Under the university’s new status as an R1 research institution — a classification developed by the Carnegie Commission on Higher Education that recognizes ”very high research activity” — and the continuance of Hrabowski’s legacy, Ashby said she hopes to bolster research efforts across all disciplines in both undergraduate and graduate levels.
“We don’t need to redefine their vision; we need to live fully into it,” Ashby said. “And if we do, oh my goodness, [UMBC] will be even even further down this road of redefining excellence in higher education.”
Despite Hrabowski’s upcoming retirement, Ashby said he will continue to be one of her main mentors and role models. Following his longtime stint as president, she said, is a humbling privilege and a responsibility.
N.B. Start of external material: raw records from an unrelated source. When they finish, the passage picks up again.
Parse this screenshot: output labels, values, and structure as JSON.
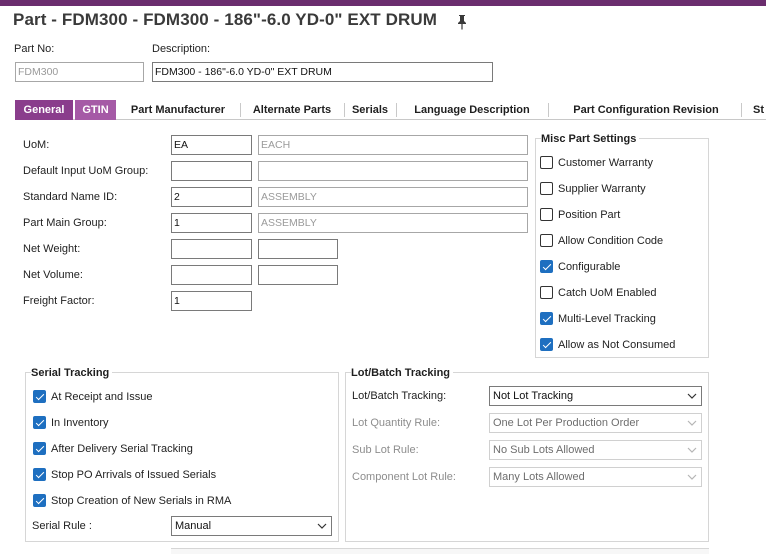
{
  "window": {
    "title": "Part - FDM300 - FDM300 - 186\"-6.0 YD-0\" EXT DRUM"
  },
  "header": {
    "part_no_label": "Part No:",
    "part_no_value": "FDM300",
    "description_label": "Description:",
    "description_value": "FDM300 - 186\"-6.0 YD-0\" EXT DRUM"
  },
  "tabs": [
    {
      "label": "General"
    },
    {
      "label": "GTIN"
    },
    {
      "label": "Part Manufacturer"
    },
    {
      "label": "Alternate Parts"
    },
    {
      "label": "Serials"
    },
    {
      "label": "Language Description"
    },
    {
      "label": "Part Configuration Revision"
    },
    {
      "label": "St"
    }
  ],
  "general": {
    "uom": {
      "label": "UoM:",
      "code": "EA",
      "desc": "EACH"
    },
    "default_input_uom_group": {
      "label": "Default Input UoM Group:",
      "code": "",
      "desc": ""
    },
    "standard_name_id": {
      "label": "Standard Name ID:",
      "code": "2",
      "desc": "ASSEMBLY"
    },
    "part_main_group": {
      "label": "Part Main Group:",
      "code": "1",
      "desc": "ASSEMBLY"
    },
    "net_weight": {
      "label": "Net Weight:",
      "value": "",
      "unit": ""
    },
    "net_volume": {
      "label": "Net Volume:",
      "value": "",
      "unit": ""
    },
    "freight_factor": {
      "label": "Freight Factor:",
      "value": "1"
    }
  },
  "misc_settings": {
    "title": "Misc Part Settings",
    "items": [
      {
        "label": "Customer Warranty",
        "checked": false
      },
      {
        "label": "Supplier Warranty",
        "checked": false
      },
      {
        "label": "Position Part",
        "checked": false
      },
      {
        "label": "Allow Condition Code",
        "checked": false
      },
      {
        "label": "Configurable",
        "checked": true
      },
      {
        "label": "Catch UoM Enabled",
        "checked": false
      },
      {
        "label": "Multi-Level Tracking",
        "checked": true
      },
      {
        "label": "Allow as Not Consumed",
        "checked": true
      }
    ]
  },
  "serial_tracking": {
    "title": "Serial Tracking",
    "items": [
      {
        "label": "At Receipt and Issue",
        "checked": true
      },
      {
        "label": "In Inventory",
        "checked": true
      },
      {
        "label": "After Delivery Serial Tracking",
        "checked": true
      },
      {
        "label": "Stop PO Arrivals of Issued Serials",
        "checked": true
      },
      {
        "label": "Stop Creation of New Serials in RMA",
        "checked": true
      }
    ],
    "serial_rule_label": "Serial Rule :",
    "serial_rule_value": "Manual"
  },
  "lot_batch_tracking": {
    "title": "Lot/Batch Tracking",
    "rows": [
      {
        "label": "Lot/Batch Tracking:",
        "value": "Not Lot Tracking",
        "enabled": true
      },
      {
        "label": "Lot Quantity Rule:",
        "value": "One Lot Per Production Order",
        "enabled": false
      },
      {
        "label": "Sub Lot Rule:",
        "value": "No Sub Lots Allowed",
        "enabled": false
      },
      {
        "label": "Component Lot Rule:",
        "value": "Many Lots Allowed",
        "enabled": false
      }
    ]
  },
  "colors": {
    "accent": "#8a3d8c",
    "topbar": "#6b2d6e",
    "checkbox": "#1e6fc0"
  }
}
There’s no room to ponder the pressure of filling his shoes.
The same goes for being both the first female president as well as the first woman of color president, Ashby said, especially as this year marks the 50th anniversary of the creation of Title IX, a U.S. civil rights law that prohibits sex discrimination in schools.
For her, this is an opportunity to be a role model to her students, faculty and staff.
“The mentor piece is an important part of my life, and so that’s another thing that is attractive to me about UMBC — this really committed mentorship of the students where we really think about how do we maximize their success,” Ashby said. “If I can sit in that place and be that person for somebody else, that is thrilling to me.”